Carla’s apartment was in a building at the peak of a hill overlooking the City, and her windows revealed, through a gray heat haze, the sprawl beneath them. The men at this meeting were professionals who believed that part of the responsibility that came with their success was to help the poor and the disadvantaged of the City. It wasn’t exactly a group, more a loose conglomeration, in constant flux, of people who could be called on to help with left-leaning causes on the condition of anonymity. There was no profit in the public knowing your politics. Over the years these businessmen had begun to identify each other and meet semiclandestinely in plain sight—at cocktail parties, dinners, small gatherings like this. They had become a recognizable clique, but no one knew the common purpose that united them. Or so they hoped.
The small group meeting tonight was intended to work out the details for providing a number of Community needs: clothing, medical examinations, certain types of food, and the like. These things were necessary to keep the Uhuru Community, the impoverished utopia, functioning.
Gerhard was working at the Tech tonight. He supported Carla’s endeavors but did not generally participate himself. He kept a distance to spare the Tech some headaches.
The men drank whiskey. Carla sipped wine. As usual, there was music on—some horn-heavy jazz—because it was supposed to help beat the bugs. Frings didn’t actually believe that this music would mask their conversation in the unlikely event the apartment was bugged, but people seemed to find comfort in the effort.
Carla pitched them on the urgency of the matter. The men—two businessmen, Spencer and Wright, who would donate money for food and clothing, and Berdych, a doctor who would conduct medical exams and round up medicines and vaccines—drank and listened. They were committed; it was only a matter of logistics.
The whiskey bottle circulated again. The men gave estimates of the time it would take to secure the needed supplies and arrange for their delivery. Carla listened and pushed. Could they do it quicker? Frings watched silently. He was there for support, to put another name in the room. He’d smoked a reefer on the way over, calming down after the meeting with Panos and Deyna. Deyna was a potential problem, but Frings knew that overreacting would be the worst possible move. He had to see how things played out. It was a nervy game and he knew that the reefer was masking a real fear.
Things wound down. The three men caught the hint and left, animated conversation receding in the hallway. Carla’s husband, Gerhard, would return soon from the Tech.
“I had a sit-down with your buddy Father Womé today,” Frings said.

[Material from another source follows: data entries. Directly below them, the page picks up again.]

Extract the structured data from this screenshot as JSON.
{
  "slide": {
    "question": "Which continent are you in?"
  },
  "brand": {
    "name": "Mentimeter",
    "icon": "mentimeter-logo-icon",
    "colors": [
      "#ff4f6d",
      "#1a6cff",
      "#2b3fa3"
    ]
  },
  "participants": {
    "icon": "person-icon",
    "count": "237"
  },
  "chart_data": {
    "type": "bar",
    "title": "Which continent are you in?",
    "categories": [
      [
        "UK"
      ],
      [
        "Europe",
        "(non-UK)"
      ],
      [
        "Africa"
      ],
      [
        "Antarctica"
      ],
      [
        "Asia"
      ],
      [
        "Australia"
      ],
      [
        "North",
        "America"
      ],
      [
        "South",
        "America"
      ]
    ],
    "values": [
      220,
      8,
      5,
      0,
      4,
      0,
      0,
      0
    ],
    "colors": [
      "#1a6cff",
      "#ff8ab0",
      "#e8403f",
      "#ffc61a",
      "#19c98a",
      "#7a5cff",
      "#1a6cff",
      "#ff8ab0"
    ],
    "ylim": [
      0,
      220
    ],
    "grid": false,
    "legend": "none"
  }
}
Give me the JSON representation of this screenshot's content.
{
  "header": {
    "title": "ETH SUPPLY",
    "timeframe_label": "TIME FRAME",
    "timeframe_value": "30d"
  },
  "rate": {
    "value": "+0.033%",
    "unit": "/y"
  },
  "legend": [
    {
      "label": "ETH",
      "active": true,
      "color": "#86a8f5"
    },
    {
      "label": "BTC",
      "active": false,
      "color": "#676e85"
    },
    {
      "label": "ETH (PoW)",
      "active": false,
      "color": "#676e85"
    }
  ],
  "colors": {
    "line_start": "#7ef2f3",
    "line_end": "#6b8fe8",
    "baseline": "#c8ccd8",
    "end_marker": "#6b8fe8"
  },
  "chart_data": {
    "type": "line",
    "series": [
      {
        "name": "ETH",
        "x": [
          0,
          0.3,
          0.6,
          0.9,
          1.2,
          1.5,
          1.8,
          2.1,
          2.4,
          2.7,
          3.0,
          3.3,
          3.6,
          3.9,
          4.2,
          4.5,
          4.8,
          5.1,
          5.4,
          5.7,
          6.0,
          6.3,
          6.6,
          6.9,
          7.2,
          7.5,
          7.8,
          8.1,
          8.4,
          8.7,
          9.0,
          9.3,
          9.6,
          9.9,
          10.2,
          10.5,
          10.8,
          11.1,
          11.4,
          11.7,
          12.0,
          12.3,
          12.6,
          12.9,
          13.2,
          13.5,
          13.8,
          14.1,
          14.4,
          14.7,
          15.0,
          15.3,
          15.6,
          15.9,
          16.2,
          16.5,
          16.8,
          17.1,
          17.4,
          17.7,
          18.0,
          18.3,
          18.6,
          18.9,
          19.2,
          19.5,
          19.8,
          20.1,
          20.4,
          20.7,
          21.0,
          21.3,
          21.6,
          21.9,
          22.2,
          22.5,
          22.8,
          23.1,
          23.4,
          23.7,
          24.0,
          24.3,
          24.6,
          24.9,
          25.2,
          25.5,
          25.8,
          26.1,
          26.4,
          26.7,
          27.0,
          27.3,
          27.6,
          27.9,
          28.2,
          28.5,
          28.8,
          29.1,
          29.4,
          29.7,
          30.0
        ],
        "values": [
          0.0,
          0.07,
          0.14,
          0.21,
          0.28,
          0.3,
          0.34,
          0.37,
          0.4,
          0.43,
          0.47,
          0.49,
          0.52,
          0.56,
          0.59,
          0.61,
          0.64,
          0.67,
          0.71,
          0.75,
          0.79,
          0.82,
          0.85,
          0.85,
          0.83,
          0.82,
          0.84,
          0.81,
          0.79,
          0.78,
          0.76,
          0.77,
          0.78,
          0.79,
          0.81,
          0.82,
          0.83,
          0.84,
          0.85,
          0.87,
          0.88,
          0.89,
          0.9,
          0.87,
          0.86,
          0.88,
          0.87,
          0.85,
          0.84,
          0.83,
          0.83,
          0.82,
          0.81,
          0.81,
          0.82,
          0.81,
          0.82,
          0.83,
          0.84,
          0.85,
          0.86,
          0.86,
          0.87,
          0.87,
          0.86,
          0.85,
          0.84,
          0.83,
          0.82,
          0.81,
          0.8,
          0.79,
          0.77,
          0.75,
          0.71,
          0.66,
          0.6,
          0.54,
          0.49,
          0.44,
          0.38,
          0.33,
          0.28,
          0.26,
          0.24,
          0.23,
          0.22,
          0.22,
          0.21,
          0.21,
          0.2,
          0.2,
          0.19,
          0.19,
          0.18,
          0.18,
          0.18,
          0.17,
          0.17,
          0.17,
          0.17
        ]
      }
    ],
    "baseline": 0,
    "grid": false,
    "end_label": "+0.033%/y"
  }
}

This seemed to surprise Carla. “Going straight to the source?”
“To hear you tell it, the source would be Mel Washington.”
“Mel’s my source, but don’t make the mistake of thinking that Womé’s just a figurehead and Mel and his people run the show. Nine out of ten people in the Community, they’ll tell you they’re there because of Womé. They’ve probably never even heard of Mel. Have you ever been in the Community?”
“No.”
“You should go. I can take you or get Mel.”
Frings smiled. “I don’t think being seen with Mel helps my carefully crafted reputation for impartiality too much.”
Carla heard the irony and laughed. “That’s probably true. Let me take you around. Tomorrow? The next day?”
“Well,” Frings said, getting to his original point, “I do want to look around. Womé mentioned that there have been attacks on Community people in the night. Have you heard anything about that?”
“I haven’t seen any of the people who were assaulted, but I’ve heard. I know one of the boys. You want to see him?”
“Yeah, I think so.”
“Okay. Not tomorrow. The day after. You want to meet outside the shanties at eleven?”